One surprise for me was that CSS syntax doesn’t say much about property values. Each property has own syntax. For example, font-family and animation have different precedence rules for commas and spaces.

font-family puts commas higher precedence than spaces:

/* (1.6em) (bold) (Helvetica, Arial, sans-serif) */
font-family: 1.6em bold Helvetica, Arial, sans-serif;

animation does the other way around:

/* (slidein 3s), (move 10s) */
animation: slidein 3s, move 10s;

The book skipped whitespace handling but it was necessary for nice-looking code blocks (white-space: pre). The CSS spec has elaborate rules for ignoring and collapsing whitespace. I made up a greedy algorithm instead of implementing the full spec. It's not 100% accurate, but it looks alright.

Screenshot of the toy browser showing a page with code blocks

Web fonts were essential to make my toy browser look nice. I revamped the CSS parser to support the @font-face rule and implemented rudimentary font synthesis and font matching. Skia took care of the actual rendering.

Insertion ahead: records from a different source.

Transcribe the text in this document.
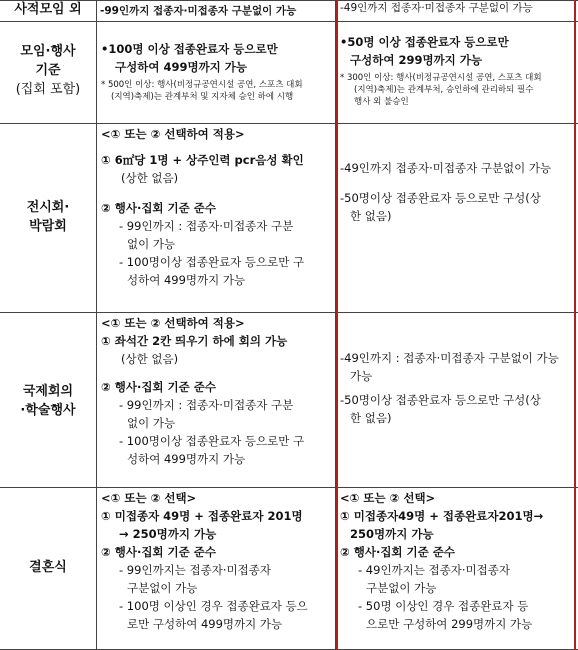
사적모임 외	-99인까지 접종자·미접종자 구분없이 가능	-49인까지 접종자·미접종자 구분없이 가능
모임·행사
기준
(집회 포함)
•100명 이상 접종완료자 등으로만
구성하여 499명까지 가능
* 500인 이상: 행사(비정규공연시설 공연, 스포츠 대회
(지역)축제)는 관계부처 및 지자체 승인 하에 시행
•50명 이상 접종완료자 등으로만
구성하여 299명까지 가능
* 300인 이상: 행사(비정규공연시설 공연, 스포츠 대회
(지역)축제)는 관계부처, 승인하에 관리하되 필수
행사 외 불승인
전시회·
박람회
<① 또는 ② 선택하여 적용>
① 6㎡당 1명 + 상주인력 pcr음성 확인
(상한 없음)
② 행사·집회 기준 준수
- 99인까지 : 접종자·미접종자 구분
없이 가능
- 100명이상 접종완료자 등으로만 구
성하여 499명까지 가능
-49인까지 접종자·미접종자 구분없이 가능
-50명이상 접종완료자 등으로만 구성(상
한 없음)
국제회의
·학술행사
<① 또는 ② 선택하여 적용>
① 좌석간 2칸 띄우기 하에 회의 가능
(상한 없음)
② 행사·집회 기준 준수
- 99인까지 : 접종자·미접종자 구분
없이 가능
- 100명이상 접종완료자 등으로만 구
성하여 499명까지 가능
-49인까지 : 접종자·미접종자 구분없이 가능
가능
-50명이상 접종완료자 등으로만 구성(상
한 없음)
결혼식
<① 또는 ② 선택>
① 미접종자 49명 + 접종완료자 201명
→ 250명까지 가능
② 행사·집회 기준 준수
- 99인까지는 접종자·미접종자
구분없이 가능
- 100명 이상인 경우 접종완료자 등으
로만 구성하여 499명까지 가능
<① 또는 ② 선택>
① 미접종자49명 + 접종완료자201명→
250명까지 가능
② 행사·집회 기준 준수
- 49인까지는 접종자·미접종자
구분없이 가능
- 50명 이상인 경우 접종완료자 등
으로만 구성하여 299명까지 가능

I also learned a few things about the inline layout (or normal flow). The box model is considered to be a basic for frontend developers. But did you know how the inline layout works? What's the difference between line-height: 1 and line-height: 1em? Why doesn't vertical-align help vertical centering? Deep dive CSS: font metrics, line-height and vertical-align by Vincent De Oliveira is an amazing article that explains those things.

Fun facts:

Other stuff

I also implemented other stuff.

  • Retina display to make the toy browser look good on my laptop
  • Window resizing: SDL doesn’t seem to provide a good API for resizing
  • URL parsing: Parsing URLs into objects made it easier to implement many other parts of the project. I should have done it earlier.
  • Content Security Policy: The CSP implementation from the book blocks legitimate requests. I implemented the bare minimum to allow legitimate resource loading.


The book uses Python for good reasons. I followed the path and used Python because I wanted to focus on the subject instead of spending time on how to do X in Y language. I had already made enough (fun) mistakes of this kind in my life.

Also, it was a good opportunity for me to learn Python. Python is used in a lot of places now, but I had survived without learning it before the project. After writing thousands of lines, I like its concise syntax.

I used pyright for static type-checking along with coc-pyright on Vim. Its type inference worked quite well for me. It uses a gradual typing approach similar to TypeScript although Python’s type annotation is part of the language specification. Python’s typing features don’t look as powerful as TypeScript, but they met more than 90% of my needs. Also, auto-completion was helpful for a Python beginner.

My toy browser uses only a handful of third-party libraries. They either had type annotations or had only small little surface in my toy browser. The only exception was skia-python. I used it a lot. It didn’t have official type stubs, so I generated them with mypy's stubgen. The generated stubs were not perfect but good enough as a foundation to build upon for my limited use case.

I used black for code formatting and pytest for unit testing. I don't have much to say about them because they just worked™.


It’s been a fun side project with lots of learning. I imagine other web frontend folks would like it as well. I recommend you check out the book and build your own toy browser!